Basti considerare che, attraverso una selezione compiuta dallo stesso soggetto, nella vetrina online si arriva a pubblicare tutto ciò che di più intimo possa riguardare la persona, esponendo quelle parti di sé e del corpo che più potrebbero attirare l’attenzione. Altre volte, invece, pur non mostrando il corpo, alcuni utilizzano i social come una sorta di diario segreto in cui viene confidato ciò che la loro mente seleziona come “appetibile” di approvazione. Così, il numero di follower e dei like arriva a influenzare l’identità sociale dei giovani; infatti, il giudizio dei coetanei è in grado di dare preziosità e valore ma anche di iniettare un dolore profondo che rischia di far sprofondare nell’oblio della non accettazione di sé.

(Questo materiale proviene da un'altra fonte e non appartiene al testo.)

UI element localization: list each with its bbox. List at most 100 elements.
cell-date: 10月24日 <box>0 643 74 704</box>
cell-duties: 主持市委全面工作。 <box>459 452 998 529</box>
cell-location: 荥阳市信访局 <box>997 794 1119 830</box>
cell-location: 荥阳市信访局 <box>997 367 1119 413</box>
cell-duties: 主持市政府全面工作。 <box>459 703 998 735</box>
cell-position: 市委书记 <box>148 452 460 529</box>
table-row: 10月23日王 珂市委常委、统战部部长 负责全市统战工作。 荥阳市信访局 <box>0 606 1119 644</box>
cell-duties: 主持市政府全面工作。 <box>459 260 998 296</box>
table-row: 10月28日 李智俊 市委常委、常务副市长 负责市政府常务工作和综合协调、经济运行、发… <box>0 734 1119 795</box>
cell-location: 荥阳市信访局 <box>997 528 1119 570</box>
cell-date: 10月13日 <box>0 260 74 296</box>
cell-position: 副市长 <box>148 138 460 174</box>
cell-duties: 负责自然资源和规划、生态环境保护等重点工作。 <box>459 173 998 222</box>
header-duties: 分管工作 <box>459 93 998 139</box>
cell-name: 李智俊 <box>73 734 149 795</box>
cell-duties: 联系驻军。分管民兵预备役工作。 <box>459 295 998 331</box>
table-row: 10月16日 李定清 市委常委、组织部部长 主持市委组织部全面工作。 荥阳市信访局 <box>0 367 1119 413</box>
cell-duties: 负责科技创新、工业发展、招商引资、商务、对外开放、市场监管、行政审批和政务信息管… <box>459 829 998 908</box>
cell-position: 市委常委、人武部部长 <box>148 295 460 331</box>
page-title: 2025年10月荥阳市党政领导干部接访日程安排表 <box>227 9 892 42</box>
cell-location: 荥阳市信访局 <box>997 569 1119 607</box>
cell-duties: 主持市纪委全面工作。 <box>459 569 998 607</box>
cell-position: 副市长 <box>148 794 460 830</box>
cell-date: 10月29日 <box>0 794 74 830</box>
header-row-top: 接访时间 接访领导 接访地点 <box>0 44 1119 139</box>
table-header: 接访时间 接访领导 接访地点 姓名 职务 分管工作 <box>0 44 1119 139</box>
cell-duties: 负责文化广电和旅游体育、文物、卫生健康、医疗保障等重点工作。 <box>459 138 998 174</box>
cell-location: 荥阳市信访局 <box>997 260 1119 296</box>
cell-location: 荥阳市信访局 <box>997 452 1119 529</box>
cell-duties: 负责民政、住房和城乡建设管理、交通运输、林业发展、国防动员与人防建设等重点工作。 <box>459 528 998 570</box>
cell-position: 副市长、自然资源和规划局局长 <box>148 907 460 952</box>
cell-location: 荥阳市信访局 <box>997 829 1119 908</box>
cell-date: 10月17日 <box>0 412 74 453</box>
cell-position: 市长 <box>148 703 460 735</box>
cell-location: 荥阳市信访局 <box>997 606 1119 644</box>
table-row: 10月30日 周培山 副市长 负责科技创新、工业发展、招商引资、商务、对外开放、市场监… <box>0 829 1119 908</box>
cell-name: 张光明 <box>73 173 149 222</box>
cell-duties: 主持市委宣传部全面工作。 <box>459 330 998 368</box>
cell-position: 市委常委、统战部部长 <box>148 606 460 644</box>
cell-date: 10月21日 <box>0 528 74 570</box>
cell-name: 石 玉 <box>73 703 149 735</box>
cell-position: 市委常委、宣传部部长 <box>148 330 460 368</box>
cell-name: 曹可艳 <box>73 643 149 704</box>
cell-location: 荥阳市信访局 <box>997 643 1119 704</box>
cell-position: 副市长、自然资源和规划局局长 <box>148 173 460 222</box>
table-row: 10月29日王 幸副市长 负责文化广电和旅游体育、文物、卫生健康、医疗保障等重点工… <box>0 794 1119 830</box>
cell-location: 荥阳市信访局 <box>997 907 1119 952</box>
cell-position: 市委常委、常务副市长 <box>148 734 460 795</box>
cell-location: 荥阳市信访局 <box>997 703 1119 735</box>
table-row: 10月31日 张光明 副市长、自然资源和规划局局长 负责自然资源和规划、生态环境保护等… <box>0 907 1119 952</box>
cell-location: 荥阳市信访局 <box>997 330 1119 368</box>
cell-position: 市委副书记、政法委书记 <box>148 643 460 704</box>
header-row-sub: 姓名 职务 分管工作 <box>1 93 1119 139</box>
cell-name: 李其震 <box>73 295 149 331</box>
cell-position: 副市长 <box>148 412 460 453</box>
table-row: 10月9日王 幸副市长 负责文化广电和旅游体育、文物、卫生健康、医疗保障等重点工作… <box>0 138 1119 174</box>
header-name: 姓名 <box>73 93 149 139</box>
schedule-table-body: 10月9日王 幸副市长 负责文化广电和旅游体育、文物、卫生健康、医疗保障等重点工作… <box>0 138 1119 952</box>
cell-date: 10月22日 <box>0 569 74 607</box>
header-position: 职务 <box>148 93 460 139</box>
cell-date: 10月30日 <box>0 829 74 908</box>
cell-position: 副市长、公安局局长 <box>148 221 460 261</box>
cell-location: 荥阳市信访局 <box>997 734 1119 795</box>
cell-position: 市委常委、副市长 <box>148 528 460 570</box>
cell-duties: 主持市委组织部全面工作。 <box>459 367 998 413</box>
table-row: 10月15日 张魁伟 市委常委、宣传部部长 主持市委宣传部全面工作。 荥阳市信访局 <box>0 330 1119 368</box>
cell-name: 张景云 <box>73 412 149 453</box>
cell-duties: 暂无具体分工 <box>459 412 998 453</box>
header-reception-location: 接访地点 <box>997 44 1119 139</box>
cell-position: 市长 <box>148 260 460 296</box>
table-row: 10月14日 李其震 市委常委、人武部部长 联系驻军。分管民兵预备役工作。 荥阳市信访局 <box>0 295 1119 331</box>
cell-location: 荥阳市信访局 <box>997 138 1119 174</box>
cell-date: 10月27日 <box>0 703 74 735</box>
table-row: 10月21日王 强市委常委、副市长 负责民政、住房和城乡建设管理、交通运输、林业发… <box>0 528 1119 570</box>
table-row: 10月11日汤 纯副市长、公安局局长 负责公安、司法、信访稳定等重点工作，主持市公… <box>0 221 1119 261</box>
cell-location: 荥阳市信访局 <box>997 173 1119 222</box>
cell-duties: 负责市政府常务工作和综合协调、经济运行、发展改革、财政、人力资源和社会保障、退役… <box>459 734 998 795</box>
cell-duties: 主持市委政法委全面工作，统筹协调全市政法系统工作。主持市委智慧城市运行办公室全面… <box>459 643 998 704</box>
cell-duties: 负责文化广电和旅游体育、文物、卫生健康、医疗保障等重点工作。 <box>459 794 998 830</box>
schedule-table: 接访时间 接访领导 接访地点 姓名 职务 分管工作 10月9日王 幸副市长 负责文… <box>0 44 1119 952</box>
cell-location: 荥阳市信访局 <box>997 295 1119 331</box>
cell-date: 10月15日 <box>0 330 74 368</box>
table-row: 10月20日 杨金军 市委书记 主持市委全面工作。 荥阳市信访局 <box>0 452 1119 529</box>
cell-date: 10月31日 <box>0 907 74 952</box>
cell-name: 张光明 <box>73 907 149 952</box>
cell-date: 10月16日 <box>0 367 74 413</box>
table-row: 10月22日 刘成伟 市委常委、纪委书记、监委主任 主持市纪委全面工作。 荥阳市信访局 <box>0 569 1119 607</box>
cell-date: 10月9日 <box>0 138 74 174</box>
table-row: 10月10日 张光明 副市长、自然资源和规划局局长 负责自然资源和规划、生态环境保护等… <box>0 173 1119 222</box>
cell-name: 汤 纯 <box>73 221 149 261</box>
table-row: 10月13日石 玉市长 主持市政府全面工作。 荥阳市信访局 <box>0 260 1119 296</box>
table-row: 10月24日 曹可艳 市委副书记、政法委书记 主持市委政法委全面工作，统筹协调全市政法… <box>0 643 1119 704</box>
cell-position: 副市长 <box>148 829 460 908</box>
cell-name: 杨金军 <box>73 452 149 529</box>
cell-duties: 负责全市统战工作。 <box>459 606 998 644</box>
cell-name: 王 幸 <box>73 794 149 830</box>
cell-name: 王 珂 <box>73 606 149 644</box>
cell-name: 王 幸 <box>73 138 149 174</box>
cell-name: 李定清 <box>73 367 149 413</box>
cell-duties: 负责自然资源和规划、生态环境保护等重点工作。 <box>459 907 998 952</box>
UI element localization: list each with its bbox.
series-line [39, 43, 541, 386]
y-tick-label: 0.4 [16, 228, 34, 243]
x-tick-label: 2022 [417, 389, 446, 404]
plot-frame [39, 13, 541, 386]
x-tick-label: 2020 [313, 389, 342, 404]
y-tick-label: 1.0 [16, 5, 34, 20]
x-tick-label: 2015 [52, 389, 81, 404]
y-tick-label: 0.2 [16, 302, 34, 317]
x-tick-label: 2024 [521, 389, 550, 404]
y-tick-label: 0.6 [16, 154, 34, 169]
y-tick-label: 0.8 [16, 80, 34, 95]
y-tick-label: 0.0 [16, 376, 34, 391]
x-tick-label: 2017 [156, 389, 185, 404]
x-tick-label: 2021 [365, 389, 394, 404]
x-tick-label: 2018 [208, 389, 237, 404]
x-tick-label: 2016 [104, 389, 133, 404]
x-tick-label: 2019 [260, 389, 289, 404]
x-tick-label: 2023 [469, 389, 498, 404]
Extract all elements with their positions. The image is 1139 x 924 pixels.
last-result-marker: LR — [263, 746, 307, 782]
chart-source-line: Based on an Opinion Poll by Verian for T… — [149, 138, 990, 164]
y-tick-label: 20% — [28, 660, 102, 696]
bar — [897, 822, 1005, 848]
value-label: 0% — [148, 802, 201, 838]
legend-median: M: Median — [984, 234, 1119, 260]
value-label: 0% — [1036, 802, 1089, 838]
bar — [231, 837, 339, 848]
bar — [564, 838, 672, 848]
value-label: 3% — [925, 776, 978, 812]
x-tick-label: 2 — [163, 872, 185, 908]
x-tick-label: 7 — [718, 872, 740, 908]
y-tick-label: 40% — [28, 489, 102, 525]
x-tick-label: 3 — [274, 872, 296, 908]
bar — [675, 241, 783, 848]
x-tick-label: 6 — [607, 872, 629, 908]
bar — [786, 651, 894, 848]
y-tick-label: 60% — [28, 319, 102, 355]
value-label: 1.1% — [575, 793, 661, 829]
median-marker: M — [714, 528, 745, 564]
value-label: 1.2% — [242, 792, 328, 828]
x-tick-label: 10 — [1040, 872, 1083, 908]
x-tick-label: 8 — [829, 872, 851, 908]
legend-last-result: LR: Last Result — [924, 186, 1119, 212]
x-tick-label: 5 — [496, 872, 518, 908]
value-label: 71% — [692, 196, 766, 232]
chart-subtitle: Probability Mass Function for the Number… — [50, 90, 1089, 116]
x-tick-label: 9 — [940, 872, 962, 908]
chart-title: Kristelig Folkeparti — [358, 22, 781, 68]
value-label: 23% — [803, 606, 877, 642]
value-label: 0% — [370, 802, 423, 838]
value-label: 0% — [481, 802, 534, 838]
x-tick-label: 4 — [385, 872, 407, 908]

Seppur si deve dare merito ai social network di aver accorciato le distanze, dall’altra parte i social hanno contribuito alla diffusione di un virus denominabile “fragilità dell’ io ”, di cui una personalità debole ne è la conseguenza. La fragilità dell’io è il risultato di una schizofrenia dilagante che vede, da una parte ragazzi e ragazze super fighetti e palestrati alla Can Yaman e alla Belen; dall’altra, i medesimi avvertono costanti crisi di panico alla quale non riescono dare un nome. Inoltre, sono gli stessi che hanno difficoltà nella gestione dei conflitti quali: a livello affettivo con l’incapacità a gestire il rifiuto o la non corrispondenza da parte del proprio “malessere” (la persona che piace) e le incomprensioni tra amici; a livello sociale si pensi al mondo della scuola e alle crisi emotive che sorgono in chi è incapace a gestire gli ostacoli delle discipline in cui si è più carenti. Chi lavora con i giovani ha modo di toccare con mano una realtà così drammatica; infatti, circa il 90% dei ragazzi con i quali mi sono confrontato, non riesce a gestire le emozioni e vive una tensione continua tra paura e conflitto da cui si genera l’attacco di panico. Esso è rivelativo del dramma che riguarda l’uomo di sempre: la paura della solitudine. Oggi, più che mai, c’è bisogno di annunciare una speranza che è capace di ridare, o per meglio dire ri-creare vita, libertà, desiderio, sogno, attesa, voglia di cambiare, coraggio. D’altronde è la logica dei macarismi , di quelle beatitudini che sono il frutto di un amore donato e seminato nel cuore dell’uomo, il quale se accolto, coltivato e custodito è capace di dischiudere quel regno trapiantato nell’intimo dell’esistenza umana per consentire a quest’uomo, ancora figlio, di sollevare lo sguardo verso l’altura dell’eternità.